In this research YSZ porous support and thin dense functional electrolyte layers are fabricated via a slip-casting method for fuel cell applications. The results show that calcination of YSZ starting powder is a crucial step in developing an effective porous structure having an interconnected void network for fuel cell applications. It is found that due to high surface area and high sinterability, as-received Tosoh YSZ powder is not a suitable candidate for production of interconnected porous structures even with the addition of pore former. Calcination at 1300–1500°C coarsens the YSZ powder and leads to the growth of particles to 15–100 μm.
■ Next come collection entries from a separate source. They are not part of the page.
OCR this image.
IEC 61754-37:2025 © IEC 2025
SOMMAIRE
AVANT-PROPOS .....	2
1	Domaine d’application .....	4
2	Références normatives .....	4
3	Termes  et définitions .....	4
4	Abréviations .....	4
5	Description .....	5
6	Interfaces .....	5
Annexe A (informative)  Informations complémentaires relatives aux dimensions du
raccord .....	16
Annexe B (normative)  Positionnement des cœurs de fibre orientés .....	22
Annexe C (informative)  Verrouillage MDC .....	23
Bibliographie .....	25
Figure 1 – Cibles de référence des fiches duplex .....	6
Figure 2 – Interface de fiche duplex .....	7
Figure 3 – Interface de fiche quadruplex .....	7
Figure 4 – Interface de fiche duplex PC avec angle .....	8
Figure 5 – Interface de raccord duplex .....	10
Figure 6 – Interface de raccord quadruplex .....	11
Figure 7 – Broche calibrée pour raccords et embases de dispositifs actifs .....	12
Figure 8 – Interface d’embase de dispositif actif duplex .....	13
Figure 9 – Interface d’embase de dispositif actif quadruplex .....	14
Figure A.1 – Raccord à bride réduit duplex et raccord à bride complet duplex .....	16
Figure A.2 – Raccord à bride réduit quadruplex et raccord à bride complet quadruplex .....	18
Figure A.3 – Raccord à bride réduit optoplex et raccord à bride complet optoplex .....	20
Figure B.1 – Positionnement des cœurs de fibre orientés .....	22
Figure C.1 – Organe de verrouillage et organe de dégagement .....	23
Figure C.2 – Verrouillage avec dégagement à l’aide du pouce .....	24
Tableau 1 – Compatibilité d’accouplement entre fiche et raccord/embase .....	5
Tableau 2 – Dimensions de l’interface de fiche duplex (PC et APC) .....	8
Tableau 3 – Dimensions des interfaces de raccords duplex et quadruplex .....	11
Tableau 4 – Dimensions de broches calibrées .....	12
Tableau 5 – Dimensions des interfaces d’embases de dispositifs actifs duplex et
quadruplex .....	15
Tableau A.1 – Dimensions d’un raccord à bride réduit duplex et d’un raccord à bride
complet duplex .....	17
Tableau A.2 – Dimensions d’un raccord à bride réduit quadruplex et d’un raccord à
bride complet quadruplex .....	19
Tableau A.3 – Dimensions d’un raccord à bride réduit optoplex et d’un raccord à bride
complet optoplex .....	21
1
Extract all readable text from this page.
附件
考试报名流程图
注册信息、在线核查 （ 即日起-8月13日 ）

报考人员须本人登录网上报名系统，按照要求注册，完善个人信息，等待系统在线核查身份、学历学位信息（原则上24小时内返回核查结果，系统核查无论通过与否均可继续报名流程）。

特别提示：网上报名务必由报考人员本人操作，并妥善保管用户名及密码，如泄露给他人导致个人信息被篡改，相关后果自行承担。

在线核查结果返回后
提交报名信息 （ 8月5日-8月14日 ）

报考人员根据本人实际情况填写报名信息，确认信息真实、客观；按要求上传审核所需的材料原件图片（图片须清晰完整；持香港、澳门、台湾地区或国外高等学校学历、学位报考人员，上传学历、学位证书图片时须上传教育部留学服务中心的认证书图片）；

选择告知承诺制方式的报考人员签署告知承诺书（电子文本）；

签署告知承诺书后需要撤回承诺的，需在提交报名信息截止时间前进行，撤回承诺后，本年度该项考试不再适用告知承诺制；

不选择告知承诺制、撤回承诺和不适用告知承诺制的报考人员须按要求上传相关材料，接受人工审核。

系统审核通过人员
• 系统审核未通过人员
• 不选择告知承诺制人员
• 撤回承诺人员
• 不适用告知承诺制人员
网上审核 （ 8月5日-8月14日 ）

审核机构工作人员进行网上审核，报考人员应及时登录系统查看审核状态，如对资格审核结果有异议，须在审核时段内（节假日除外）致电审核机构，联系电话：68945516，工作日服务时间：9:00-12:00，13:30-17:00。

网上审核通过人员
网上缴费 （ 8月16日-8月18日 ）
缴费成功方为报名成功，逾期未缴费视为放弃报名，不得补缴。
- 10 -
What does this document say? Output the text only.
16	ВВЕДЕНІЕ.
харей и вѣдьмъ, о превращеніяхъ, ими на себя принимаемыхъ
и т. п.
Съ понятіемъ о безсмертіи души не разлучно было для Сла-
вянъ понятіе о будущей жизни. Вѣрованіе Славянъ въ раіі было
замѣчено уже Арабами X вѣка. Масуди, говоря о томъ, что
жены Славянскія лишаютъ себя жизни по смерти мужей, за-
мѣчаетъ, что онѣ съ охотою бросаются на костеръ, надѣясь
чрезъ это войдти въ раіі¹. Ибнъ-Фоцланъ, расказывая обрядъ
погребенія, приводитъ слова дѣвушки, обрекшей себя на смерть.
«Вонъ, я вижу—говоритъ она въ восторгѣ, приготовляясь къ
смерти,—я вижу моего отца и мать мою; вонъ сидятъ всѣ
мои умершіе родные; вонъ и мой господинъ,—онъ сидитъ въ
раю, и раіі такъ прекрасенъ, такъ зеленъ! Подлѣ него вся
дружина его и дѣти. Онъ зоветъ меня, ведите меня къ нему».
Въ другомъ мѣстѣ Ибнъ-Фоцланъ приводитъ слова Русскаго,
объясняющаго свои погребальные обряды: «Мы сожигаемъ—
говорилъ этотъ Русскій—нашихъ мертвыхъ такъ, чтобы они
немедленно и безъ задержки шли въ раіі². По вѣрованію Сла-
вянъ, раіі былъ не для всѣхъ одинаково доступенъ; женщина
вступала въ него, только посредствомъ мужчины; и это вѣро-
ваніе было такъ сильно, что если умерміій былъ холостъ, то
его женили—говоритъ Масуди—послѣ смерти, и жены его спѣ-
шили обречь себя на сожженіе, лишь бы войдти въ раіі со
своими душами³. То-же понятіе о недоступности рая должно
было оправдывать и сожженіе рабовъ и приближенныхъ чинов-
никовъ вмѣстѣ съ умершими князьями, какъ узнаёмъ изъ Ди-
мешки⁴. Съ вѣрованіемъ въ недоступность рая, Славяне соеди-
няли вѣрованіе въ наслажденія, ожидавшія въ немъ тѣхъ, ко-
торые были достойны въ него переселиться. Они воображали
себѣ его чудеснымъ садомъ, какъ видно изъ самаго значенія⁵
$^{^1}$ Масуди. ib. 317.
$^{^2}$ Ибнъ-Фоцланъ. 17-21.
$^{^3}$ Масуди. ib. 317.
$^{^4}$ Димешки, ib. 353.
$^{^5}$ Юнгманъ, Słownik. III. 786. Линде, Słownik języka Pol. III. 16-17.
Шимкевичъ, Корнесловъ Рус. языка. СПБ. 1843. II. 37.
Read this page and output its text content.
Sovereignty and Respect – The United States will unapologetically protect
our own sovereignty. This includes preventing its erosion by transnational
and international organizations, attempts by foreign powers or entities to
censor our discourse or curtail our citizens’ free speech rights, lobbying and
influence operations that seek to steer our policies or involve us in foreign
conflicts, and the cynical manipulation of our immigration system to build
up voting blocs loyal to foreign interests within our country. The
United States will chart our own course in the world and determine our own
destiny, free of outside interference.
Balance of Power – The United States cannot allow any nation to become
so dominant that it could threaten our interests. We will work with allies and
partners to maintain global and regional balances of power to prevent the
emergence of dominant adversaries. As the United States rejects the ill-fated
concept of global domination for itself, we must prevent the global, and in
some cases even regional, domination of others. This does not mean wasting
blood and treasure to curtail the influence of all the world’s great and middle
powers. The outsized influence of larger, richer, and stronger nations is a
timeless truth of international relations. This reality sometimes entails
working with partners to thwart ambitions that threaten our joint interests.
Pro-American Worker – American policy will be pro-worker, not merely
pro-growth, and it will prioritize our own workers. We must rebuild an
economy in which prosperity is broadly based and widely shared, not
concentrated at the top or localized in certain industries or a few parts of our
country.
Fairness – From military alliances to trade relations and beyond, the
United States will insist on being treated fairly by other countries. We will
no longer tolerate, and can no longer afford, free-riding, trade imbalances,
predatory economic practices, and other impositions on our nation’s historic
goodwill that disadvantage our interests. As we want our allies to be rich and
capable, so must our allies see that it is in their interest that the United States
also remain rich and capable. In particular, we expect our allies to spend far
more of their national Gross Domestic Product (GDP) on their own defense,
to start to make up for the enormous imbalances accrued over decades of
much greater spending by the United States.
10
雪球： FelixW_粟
However, subsequent ball milling of the calcined powder for 72 h reduces the particle size to 400–800 nm (∼240 nm for uncalcined Tosoh YSZ) and increases the subsequent surface area, correlating with the temperature of calcination. With high-temperature calcination, it is possible to generate interconnected porous structures after sintering at temperatures lower than the calcination temperature. The bodies made of powder calcined at 1300°C become dense following sintering at 1350°C, which makes this material suitable as a dense fuel cell electrolyte. Using calcined powders, a multiple slip-casting procedure enables a dense electrolyte to be coated directly on a highly porous support. With this simple and inexpensive technique, high-quality strongly adhered YSZ layers can be engineered.